Ce tarif n’est ni farfelu, ni sorti de nulle part : il a une raison d’être, qui tient notamment au fait que les notaires sont délégataires de l’État et que le recours à leur intervention étant obligatoire dans certains domaines, il est indispensable d’une part d’en fixer le coût, et de l’autre d’assurer l’égalité des citoyens à cet égard.
En outre, le tarif actuel tient également compte du rôle primordial de collecteur d’impôts et de taxes assuré par la profession sans que l’État, faut-il le rappeler, ne dépense un sou de sa poche pour cela.
Si nous adhérons en nombre à la nécessité de réformer le tarif actuel, il est important de rappeler qu’il y a une grande différence entre réformer et détruire.
En instaurant un tarif négociable au cas par cas, et ce malgré la notion de plafond ou de fourchette tarifaire, on met bel et bien fin au tarif public, lequel assurait jusqu’ici l’égalité de tous.
En effet, le citoyen va pouvoir négocier, comparer, et je veux bien l’entendre. Mais un citoyen aisé, averti, sera toujours mieux à même de le faire qu’un autre moins aisé et moins habile, et le citadin, qui bénéficiera de nombreux offices notariaux dans sa ville, pourra bien plus facilement se livrer à la traque au meilleur prix que le rural ou l’ultramarin.
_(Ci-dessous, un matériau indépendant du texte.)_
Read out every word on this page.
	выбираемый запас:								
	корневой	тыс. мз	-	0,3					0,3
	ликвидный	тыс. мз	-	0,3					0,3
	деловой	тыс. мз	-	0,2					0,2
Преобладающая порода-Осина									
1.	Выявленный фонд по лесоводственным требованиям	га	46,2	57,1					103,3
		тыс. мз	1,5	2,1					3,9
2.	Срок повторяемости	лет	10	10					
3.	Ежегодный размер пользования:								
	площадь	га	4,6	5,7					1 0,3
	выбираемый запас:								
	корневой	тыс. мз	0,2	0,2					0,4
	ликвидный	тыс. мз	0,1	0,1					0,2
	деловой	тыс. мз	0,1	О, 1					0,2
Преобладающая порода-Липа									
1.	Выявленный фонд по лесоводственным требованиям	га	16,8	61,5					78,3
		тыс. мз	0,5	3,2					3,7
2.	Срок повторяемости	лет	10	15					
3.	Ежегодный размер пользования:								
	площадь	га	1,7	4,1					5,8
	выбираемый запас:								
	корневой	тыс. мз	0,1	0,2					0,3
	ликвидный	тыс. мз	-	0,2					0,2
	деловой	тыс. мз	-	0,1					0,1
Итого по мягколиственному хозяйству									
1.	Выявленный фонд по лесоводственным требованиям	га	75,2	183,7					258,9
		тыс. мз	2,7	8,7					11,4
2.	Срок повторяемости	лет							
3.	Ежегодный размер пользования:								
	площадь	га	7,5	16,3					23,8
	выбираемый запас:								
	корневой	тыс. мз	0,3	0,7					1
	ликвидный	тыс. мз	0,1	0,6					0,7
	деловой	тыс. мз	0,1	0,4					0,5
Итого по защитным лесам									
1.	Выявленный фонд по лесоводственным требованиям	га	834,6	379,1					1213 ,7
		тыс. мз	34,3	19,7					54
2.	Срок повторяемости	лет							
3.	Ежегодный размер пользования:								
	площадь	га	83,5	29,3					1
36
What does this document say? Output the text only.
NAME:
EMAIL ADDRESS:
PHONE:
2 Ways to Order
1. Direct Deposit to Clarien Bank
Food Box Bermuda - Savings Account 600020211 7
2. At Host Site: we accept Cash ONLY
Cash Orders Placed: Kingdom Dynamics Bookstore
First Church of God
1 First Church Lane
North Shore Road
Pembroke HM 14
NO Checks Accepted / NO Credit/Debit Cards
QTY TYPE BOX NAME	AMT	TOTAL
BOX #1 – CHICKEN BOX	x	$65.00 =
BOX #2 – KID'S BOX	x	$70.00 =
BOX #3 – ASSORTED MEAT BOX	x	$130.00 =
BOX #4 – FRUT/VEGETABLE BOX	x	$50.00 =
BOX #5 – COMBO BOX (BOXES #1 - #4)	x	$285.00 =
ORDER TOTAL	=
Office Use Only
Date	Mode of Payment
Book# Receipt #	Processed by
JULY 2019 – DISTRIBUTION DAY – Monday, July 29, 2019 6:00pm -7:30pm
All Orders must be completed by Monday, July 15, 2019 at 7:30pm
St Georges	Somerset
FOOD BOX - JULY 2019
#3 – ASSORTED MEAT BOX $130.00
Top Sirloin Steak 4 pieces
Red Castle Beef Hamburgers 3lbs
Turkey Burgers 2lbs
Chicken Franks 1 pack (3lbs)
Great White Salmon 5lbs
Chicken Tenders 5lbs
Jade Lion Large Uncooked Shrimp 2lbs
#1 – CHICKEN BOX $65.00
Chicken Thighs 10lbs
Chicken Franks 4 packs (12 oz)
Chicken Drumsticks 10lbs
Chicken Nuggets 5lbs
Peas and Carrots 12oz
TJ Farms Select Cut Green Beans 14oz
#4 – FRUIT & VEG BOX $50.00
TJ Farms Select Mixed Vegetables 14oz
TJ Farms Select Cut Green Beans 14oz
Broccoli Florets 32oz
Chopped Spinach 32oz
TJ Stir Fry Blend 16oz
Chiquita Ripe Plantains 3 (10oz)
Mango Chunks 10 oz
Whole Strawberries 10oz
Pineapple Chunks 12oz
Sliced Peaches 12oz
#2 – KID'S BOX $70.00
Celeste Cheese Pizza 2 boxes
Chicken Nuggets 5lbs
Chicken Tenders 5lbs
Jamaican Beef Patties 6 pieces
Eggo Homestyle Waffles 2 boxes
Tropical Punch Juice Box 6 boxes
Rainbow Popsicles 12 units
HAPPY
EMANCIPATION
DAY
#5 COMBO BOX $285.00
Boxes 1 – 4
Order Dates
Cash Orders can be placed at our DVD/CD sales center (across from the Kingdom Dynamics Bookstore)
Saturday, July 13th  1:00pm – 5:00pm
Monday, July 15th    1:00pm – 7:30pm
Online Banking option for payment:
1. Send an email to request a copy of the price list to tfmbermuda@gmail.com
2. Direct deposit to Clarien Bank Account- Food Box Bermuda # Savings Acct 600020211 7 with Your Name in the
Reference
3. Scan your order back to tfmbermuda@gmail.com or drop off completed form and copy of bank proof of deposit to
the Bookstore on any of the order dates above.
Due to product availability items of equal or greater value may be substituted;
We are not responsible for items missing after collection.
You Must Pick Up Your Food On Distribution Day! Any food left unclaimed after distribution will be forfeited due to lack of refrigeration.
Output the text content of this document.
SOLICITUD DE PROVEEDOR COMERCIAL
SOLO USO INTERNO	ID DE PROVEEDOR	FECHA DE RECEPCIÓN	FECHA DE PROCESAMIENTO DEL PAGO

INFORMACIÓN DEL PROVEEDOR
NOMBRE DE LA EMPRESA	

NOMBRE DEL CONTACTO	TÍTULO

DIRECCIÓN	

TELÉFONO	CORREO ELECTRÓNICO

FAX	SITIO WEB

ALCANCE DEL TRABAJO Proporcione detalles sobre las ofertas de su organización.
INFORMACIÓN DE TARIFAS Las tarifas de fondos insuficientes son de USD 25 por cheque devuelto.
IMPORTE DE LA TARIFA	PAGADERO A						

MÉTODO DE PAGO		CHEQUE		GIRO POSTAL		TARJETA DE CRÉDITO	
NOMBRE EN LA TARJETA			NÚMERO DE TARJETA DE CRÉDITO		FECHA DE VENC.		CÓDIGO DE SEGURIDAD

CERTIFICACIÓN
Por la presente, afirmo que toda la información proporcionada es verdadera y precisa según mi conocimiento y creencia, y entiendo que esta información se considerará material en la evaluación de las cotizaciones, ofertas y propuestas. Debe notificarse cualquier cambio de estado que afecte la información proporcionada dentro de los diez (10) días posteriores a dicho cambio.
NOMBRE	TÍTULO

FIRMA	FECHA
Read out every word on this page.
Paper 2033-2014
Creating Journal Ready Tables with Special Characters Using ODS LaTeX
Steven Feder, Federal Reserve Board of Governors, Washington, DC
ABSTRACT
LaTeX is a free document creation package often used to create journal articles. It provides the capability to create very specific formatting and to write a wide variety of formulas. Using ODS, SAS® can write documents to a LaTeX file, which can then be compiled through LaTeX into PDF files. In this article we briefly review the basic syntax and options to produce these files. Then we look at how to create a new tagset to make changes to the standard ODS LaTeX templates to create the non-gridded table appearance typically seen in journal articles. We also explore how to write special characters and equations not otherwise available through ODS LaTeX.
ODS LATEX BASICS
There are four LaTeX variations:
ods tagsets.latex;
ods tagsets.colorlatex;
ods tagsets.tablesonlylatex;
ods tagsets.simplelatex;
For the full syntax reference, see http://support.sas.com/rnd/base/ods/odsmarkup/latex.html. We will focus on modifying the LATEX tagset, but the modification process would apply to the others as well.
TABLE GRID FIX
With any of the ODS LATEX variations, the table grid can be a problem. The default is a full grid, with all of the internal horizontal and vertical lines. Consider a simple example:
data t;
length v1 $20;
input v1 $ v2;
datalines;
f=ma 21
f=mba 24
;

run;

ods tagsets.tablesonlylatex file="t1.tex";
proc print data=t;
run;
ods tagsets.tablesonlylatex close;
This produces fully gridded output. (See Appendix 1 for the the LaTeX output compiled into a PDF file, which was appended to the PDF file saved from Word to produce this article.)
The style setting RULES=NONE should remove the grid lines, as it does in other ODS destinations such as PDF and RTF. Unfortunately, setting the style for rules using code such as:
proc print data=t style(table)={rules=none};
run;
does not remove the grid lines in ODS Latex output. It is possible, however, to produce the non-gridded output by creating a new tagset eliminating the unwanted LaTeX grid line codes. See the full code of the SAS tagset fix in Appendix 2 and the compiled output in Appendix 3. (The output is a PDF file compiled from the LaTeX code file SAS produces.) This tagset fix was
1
Là est la réalité !
Et l’on imagine sans peine, en matière immobilière, les tractations que pourront mener les promoteurs avec leurs notaires, ce qui ne pourra que porter préjudice à la sécurité juridique.
Il est tout aussi évident que les offices notariaux, en fonction de leur taille et de leur localisation, finiront par se jeter dans une « guerre des prix » à laquelle le droit et la sécurité juridique n’ont rien à gagner. Soumettre les notaires à la loi du marché au prétexte d’une libéralisation de leur activité, c’est encore une fois réduire leurs prestations à une marchandise. Cela n’ira pas sans la dégradation d’un service public essentiel à la sécurité juridique de nos concitoyens.
De plus, l’instauration d’une concurrence tarifaire risque de créer une concurrence par les coûts entre les études notariales, et donc d’entraîner des licenciements dans la profession – le Conseil supérieur du notariat avance le chiffre de 12 000 licenciements, et certains députés socialistes celui de 20 000 !
Encore une fois, tout cela aurait pu être chiffré dans une étude d’impact solide.
Plus de justice tarifaire, plus de lisibilité et plus de transparence, je l’entends. Mais à quel prix pour nos professionnels et nos concitoyens ?
Monsieur le ministre, vous l’aurez compris, c’est avec intérêt que je suivrai le débat sur l’amendement du rapporteur qui supprime le corridor tarifaire.
Pour conclure, et au risque de me faire taxer de corporatisme par mes collègues, je tiens à dire que je suis notaire diplômé, même si je n’exerce pas, et que je l’assume.